I think this may be based on your misunderstanding of my proposal.
The way I have the code for reading the input data set up is a fairly simple 8 iteration for loop. I can show you the code later if you want, but I find it unlikely to cause any sort of slow down regardless of the number of frames. Unless we're doing a file-seek to frame offset for every frame, which seems rather silly, to me -- it should only be done when loading states, as input data is sequential.
I was planning on using footnotes like bisqwit, truncated, and nitsuja have been doing.
How fleeting are all human passions compared with the massive continuity of ducks.

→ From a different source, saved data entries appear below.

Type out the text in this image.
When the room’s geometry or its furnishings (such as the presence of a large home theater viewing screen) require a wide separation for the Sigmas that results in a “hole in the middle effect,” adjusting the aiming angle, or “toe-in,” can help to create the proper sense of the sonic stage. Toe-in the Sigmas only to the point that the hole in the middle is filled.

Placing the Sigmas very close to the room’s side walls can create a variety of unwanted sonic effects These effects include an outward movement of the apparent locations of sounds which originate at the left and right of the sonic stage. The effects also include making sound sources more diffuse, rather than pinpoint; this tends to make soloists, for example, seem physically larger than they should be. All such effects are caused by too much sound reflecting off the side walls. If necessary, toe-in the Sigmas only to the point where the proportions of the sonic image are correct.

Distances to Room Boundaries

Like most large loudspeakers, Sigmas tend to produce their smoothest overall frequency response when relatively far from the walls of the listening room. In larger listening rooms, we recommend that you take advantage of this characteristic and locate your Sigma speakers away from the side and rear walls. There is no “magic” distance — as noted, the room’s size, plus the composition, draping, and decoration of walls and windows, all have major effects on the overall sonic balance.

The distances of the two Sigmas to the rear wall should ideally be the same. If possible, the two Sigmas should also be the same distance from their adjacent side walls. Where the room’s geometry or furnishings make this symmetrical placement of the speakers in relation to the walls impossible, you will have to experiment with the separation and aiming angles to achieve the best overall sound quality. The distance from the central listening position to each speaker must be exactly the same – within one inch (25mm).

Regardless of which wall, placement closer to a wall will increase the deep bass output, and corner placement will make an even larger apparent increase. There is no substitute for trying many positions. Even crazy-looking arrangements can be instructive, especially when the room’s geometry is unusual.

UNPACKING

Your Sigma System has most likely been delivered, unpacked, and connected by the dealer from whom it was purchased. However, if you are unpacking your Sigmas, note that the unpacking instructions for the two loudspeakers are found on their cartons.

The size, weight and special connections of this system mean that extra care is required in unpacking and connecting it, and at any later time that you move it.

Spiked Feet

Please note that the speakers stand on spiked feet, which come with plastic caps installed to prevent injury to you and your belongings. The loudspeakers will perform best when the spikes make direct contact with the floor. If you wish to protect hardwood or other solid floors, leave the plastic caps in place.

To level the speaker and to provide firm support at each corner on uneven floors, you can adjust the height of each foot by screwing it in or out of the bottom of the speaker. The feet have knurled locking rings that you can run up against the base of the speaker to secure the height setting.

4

I think I understand you better now, but I still have an issue with random seeks. If the frame size can only be dynamically determined, either a linear search from the beginning or something more complex will be necessary to find a given frame when playing/recording a movie from a saved state, which is a very common use case. The nice thing about having a constant-length frame is that finding a random frame takes one simple line of code with constant time.
Dynamically-determined frames would require more code with greater complexity, and I don't see any benefits to justify the change.

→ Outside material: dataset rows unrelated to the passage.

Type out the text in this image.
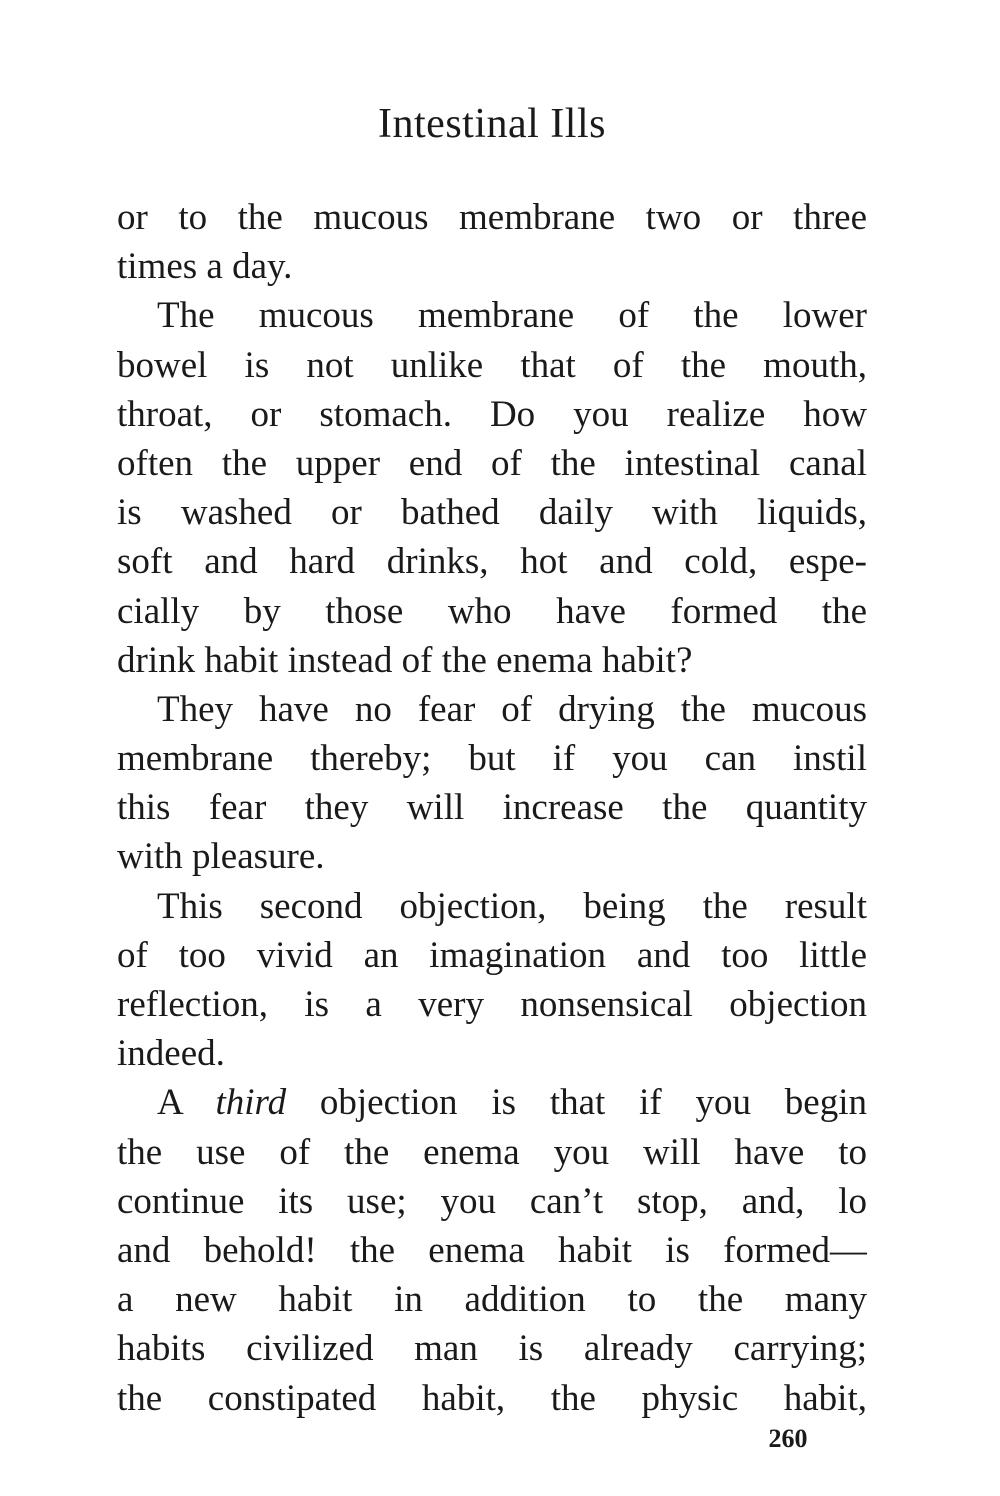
Intestinal Ills
or to the mucous membrane two or three
times a day.
The mucous membrane of the lower
bowel is not unlike that of the mouth,
throat, or stomach. Do you realize how
often the upper end of the intestinal canal
is washed or bathed daily with liquids,
soft and hard drinks, hot and cold, espe-
cially by those who have formed the
drink habit instead of the enema habit?
They have no fear of drying the mucous
membrane thereby; but if you can instil
this fear they will increase the quantity
with pleasure.
This second objection, being the result
of too vivid an imagination and too little
reflection, is a very nonsensical objection
indeed.
A third objection is that if you begin
the use of the enema you will have to
continue its use; you can’t stop, and, lo
and behold! the enema habit is formed—
a new habit in addition to the many
habits civilized man is already carrying;
the constipated habit, the physic habit,
260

Take the following (unlikely but hopefully valid) example with several 3-button controllers. Each bold value starts a frame.

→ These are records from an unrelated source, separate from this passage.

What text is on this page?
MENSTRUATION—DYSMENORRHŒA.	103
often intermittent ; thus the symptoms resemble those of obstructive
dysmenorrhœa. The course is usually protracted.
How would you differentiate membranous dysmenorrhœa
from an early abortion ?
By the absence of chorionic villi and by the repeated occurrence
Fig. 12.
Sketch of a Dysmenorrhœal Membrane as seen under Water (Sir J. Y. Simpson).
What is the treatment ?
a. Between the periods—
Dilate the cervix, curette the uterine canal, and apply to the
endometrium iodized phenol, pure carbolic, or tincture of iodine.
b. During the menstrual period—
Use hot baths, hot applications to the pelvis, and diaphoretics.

03 05 01 03 04 02 02 02 07 06 02 01
When searching for the beginning of an earlier frame, the code would need to either maintain a list of pointers to the start of every nth frame or be smart enough to search backwards, which would mean dealing with a significant amount of ambiguity. This is certainly possible, but is also a fertile source of bugs.
Having variable-length frames in the file for text mode is useful, but in binary mode, isn't that being compressed anyway, eliminating any benefit it might have had? You'll end up needing (or at least wanting for convenience) it to be constant-length per frame in the emulator's memory regardless, otherwise it will take extra conversions or processing to deal with.
Also, I assume it won't work "natively" in text mode, right? As in, it should do a conversion on the file input/output that happens occasionally, instead of parsing text every frame of the movie. That should usually be faster and should definitely be easier to implement.
Yeah, i guess you're right, the variable frame length isn't really that useful. I had forgotten (and somehow skimmed past the place on the GM2 page that says it) that we were going to be compressing the file anyway.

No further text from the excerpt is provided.